Hello! I just learned that both of these sentences are correct:

"Kız çocuk arkadaş*ını* ziyaret ediyor"
"Aile Roma*'yı* ziyaret ediyor"

Why are there two different buffer letters used, namely "n" and "y"?
Thanks


----------



## analeeh

_-yI_ is the default choice after a vowel, but some suffixes when followed by another suffix take _-n-_. One of these is _-(s)I(n)_- (the possessive/compound suffix), which appears in your first example - _çocuk arkadaş*ın-*ı_. The other one that immediately comes to mind is _-ki(n)_ - _benim*ki*, benim*kin-*den. _Maybe there are a couple of other ones too.


----------



## CHovek

So you don't ask about "ziyaret etmek"?


----------



## vpprof

@CHovek, Yes, as it turns out, I'm not. Sometimes you're problem remains a problem only until you know what you're asking about 

@analeeh thank you very much!! Now it's obvious, there are two suffixes in the first example, of which I wasn't aware at first


----------



## Bespelled

vpprof said:


> Now it's obvious, there are two suffixes in the first example, of which I wasn't aware at first



Just for the sake of precision, actually in both cases it is the same suffix, that is -i/-ı/-u/-ü, forming the Accusative. When a suffix starting with a vowel is added to a morpheme ending in a vowel (in this case Roma, arkadaşı), then a consonant has to be used in between ("y" in the first case and "n" in the second). However, this is considered a phonetic phenomenon rather than a different form of the suffix (and it is a more general  rule that applies not only to the Accusative).

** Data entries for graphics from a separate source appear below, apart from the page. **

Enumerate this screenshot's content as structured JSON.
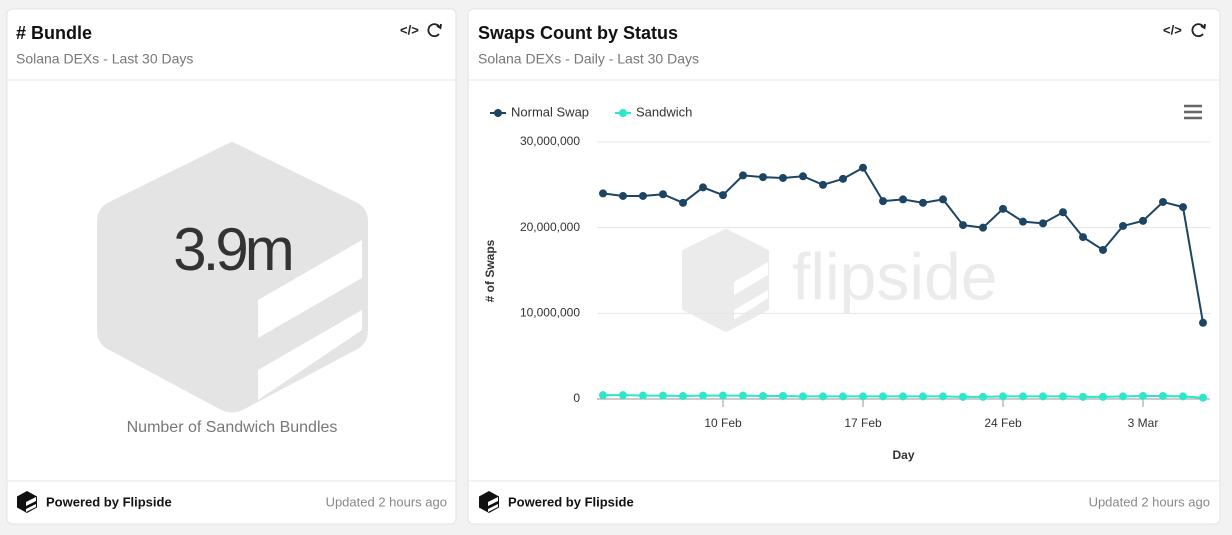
{
  "cards": [
    {
      "title": "# Bundle",
      "subtitle": "Solana DEXs - Last 30 Days",
      "value": "3.9m",
      "label": "Number of Sandwich Bundles",
      "footer": "Powered by Flipside",
      "updated": "Updated 2 hours ago"
    },
    {
      "title": "Swaps Count by Status",
      "subtitle": "Solana DEXs - Daily - Last 30 Days",
      "footer": "Powered by Flipside",
      "updated": "Updated 2 hours ago"
    }
  ],
  "chart_data": {
    "type": "line",
    "xlabel": "Day",
    "ylabel": "# of Swaps",
    "watermark": "flipside",
    "categories": [
      null,
      null,
      null,
      null,
      null,
      null,
      "10 Feb",
      null,
      null,
      null,
      null,
      null,
      null,
      "17 Feb",
      null,
      null,
      null,
      null,
      null,
      null,
      "24 Feb",
      null,
      null,
      null,
      null,
      null,
      null,
      "3 Mar",
      null,
      null,
      null
    ],
    "series": [
      {
        "name": "Normal Swap",
        "color": "#1d4563",
        "values": [
          24000000,
          23700000,
          23700000,
          23900000,
          22900000,
          24700000,
          23800000,
          26100000,
          25900000,
          25800000,
          26000000,
          25000000,
          25700000,
          27000000,
          23100000,
          23300000,
          22900000,
          23300000,
          20300000,
          20000000,
          22200000,
          20700000,
          20500000,
          21800000,
          18900000,
          17400000,
          20200000,
          20800000,
          23000000,
          22400000,
          8900000
        ]
      },
      {
        "name": "Sandwich",
        "color": "#2ee6c9",
        "values": [
          450000,
          450000,
          400000,
          400000,
          350000,
          400000,
          400000,
          400000,
          350000,
          350000,
          300000,
          300000,
          300000,
          300000,
          300000,
          300000,
          300000,
          300000,
          250000,
          250000,
          300000,
          300000,
          300000,
          300000,
          250000,
          250000,
          300000,
          350000,
          350000,
          300000,
          150000
        ]
      }
    ],
    "ylim": [
      0,
      30000000
    ],
    "yticks": [
      0,
      {
        "value": 10000000,
        "label": "10,000,000"
      },
      {
        "value": 20000000,
        "label": "20,000,000"
      },
      {
        "value": 30000000,
        "label": "30,000,000"
      }
    ],
    "grid": true,
    "legend": "top-left"
  }
}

@analeeh's explanation and examples are great. Another situation where you use "n" instead of "y" is after the pronouns bu, şu, o (they become bu*n*u, şu*n*u, o*n*u).

Just to demonstrate the importance of this being a general phonetic rule rather than something specific to the Accusative: the very same rule applies when you construct the Dative. Thus you would say "Roma'*y*a gidiyorum", but "arkadaşı*n*a gidiyorum", "o*n*a gidiyorum", "arkadaşınki*n*e bakıyorum" etc.


----------



## analeeh

I think when vpprof says 'two suffixes', he means the possessive suffix _-ın-_ and the accusative _-ı_, not that the two examples show different suffixes.


----------



## Bespelled

analeeh said:


> I think when vpprof says 'two suffixes', he means the possessive suffix _-ın-_ and the accusative _-ı_, not that the two examples show different suffixes.



I think you are right. Sorry, @vpprof, I got confused


----------